Nanostructured interfaces in thin hybrid and solar cells

Abstract

Global final energy consumption was around 8,428 Mtoe in 2008 and is expected to grow by 36% between 2008 and 2035 according to the International Energy Agency. At the same time, global warming has become an issue and objectives have been set to reduce the emissions of greenhouse gases (GHG). This leads to the need to develop low GHG emitting energy sources. This situation is ideal for the evelopment of solar cells, which produce electricity from sunlight without greenhouse gas emissions. Several technologies are being developed such as Si based solar cells, dye sensitized solar cells and thin hybrid and organic solar cells. The latter are relatively cheap and can easily be mass produced. However, their efficiency is low compared to silicon based cells and research is still in progress to solve that issue.
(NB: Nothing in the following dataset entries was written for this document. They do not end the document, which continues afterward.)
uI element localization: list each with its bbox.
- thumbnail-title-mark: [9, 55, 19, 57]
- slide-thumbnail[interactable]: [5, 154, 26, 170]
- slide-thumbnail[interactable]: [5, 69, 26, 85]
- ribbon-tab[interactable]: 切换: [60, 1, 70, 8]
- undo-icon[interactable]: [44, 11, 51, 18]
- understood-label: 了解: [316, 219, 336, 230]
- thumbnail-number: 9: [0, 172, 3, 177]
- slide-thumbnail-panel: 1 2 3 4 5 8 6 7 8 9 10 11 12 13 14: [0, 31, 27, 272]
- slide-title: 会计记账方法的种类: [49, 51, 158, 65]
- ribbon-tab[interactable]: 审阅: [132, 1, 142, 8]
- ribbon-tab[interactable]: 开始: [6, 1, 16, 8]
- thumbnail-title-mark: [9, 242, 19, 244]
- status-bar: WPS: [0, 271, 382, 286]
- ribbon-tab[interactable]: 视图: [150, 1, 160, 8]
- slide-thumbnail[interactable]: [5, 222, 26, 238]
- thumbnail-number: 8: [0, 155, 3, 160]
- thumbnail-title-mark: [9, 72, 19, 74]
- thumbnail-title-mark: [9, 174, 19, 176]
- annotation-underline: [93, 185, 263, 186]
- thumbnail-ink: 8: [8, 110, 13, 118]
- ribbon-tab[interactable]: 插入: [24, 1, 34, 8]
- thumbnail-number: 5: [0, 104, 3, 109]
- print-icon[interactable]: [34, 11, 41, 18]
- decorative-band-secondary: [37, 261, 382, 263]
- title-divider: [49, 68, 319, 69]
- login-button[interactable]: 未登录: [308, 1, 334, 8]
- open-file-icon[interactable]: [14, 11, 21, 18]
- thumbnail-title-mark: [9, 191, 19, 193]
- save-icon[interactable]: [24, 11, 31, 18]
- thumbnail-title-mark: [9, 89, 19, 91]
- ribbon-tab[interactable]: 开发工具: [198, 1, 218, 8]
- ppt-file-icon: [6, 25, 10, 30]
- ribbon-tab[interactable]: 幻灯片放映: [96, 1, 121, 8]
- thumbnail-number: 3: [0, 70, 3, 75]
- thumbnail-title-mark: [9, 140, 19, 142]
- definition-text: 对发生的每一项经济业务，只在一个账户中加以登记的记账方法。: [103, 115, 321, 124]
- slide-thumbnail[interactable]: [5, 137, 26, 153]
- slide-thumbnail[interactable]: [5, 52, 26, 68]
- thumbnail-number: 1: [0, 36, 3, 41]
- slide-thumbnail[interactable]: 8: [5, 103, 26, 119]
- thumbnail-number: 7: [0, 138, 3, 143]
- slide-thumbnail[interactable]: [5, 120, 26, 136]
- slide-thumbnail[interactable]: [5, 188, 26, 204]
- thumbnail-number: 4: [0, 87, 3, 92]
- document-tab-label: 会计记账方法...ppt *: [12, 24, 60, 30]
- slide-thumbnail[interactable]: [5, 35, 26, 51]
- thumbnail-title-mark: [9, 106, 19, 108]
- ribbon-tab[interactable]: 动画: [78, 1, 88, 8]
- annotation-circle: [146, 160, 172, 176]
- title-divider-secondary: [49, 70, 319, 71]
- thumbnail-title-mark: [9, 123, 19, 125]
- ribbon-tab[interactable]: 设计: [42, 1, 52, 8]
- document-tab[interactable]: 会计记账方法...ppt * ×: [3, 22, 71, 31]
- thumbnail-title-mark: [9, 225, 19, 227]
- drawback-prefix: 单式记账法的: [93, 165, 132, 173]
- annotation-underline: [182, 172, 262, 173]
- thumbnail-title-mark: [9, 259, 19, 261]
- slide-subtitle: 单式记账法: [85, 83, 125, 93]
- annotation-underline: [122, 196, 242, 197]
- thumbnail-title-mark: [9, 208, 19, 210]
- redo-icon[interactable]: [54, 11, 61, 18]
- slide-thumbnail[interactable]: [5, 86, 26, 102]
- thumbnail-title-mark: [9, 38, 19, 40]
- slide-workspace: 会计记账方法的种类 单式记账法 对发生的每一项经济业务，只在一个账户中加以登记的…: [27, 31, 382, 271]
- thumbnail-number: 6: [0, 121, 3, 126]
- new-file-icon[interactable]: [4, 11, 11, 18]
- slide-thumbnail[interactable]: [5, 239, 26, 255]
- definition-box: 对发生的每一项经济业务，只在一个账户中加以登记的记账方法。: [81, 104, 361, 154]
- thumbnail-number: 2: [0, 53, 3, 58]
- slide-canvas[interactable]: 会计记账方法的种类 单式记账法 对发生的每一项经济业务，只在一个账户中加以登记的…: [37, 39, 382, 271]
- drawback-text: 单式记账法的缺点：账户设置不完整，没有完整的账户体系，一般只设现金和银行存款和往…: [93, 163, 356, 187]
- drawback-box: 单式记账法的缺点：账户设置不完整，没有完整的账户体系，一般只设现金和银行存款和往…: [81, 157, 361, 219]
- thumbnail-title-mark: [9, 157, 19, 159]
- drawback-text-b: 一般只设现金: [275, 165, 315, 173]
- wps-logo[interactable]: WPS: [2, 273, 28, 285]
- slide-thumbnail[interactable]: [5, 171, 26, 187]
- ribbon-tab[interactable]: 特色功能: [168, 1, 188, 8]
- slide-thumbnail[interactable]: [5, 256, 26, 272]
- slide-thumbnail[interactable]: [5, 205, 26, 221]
One promising way of improving the efficiency of organic solar cells is to blend carbon nano-tubes (CNTs) as electron acceptors into the active layer of the cell. Those CNTs could serve as an electronic pathway towards the cell electrodes. This project aims to find cheap and easy ways of aligning the CNTs inside the active layer of the cell. This alignment can be useful for increasing the efficiency of the CNTs as electron pathways. Methods tried to align the CNTs are nanoimprint lithography (NIL), electric field assisted self-assembly and substrate rubbing. The samples are then characterized by using optical microscopy, atomic force microscopy, scanning electron microscopy, Raman spectroscopy, X-ray photoelectron spectroscopy and electrical conductivity measurements. This thesis shows that thermal NIL as well as room temperature solvent assisted NIL can be effectively used to align CNTs in a polymer film. This is particularly visible in the Raman spectroscopy measurements. More experiments and the use of a polarised Raman spectroscope are required in order to conclude on the effectiveness of using substrate rubbing in order to align the CNTs.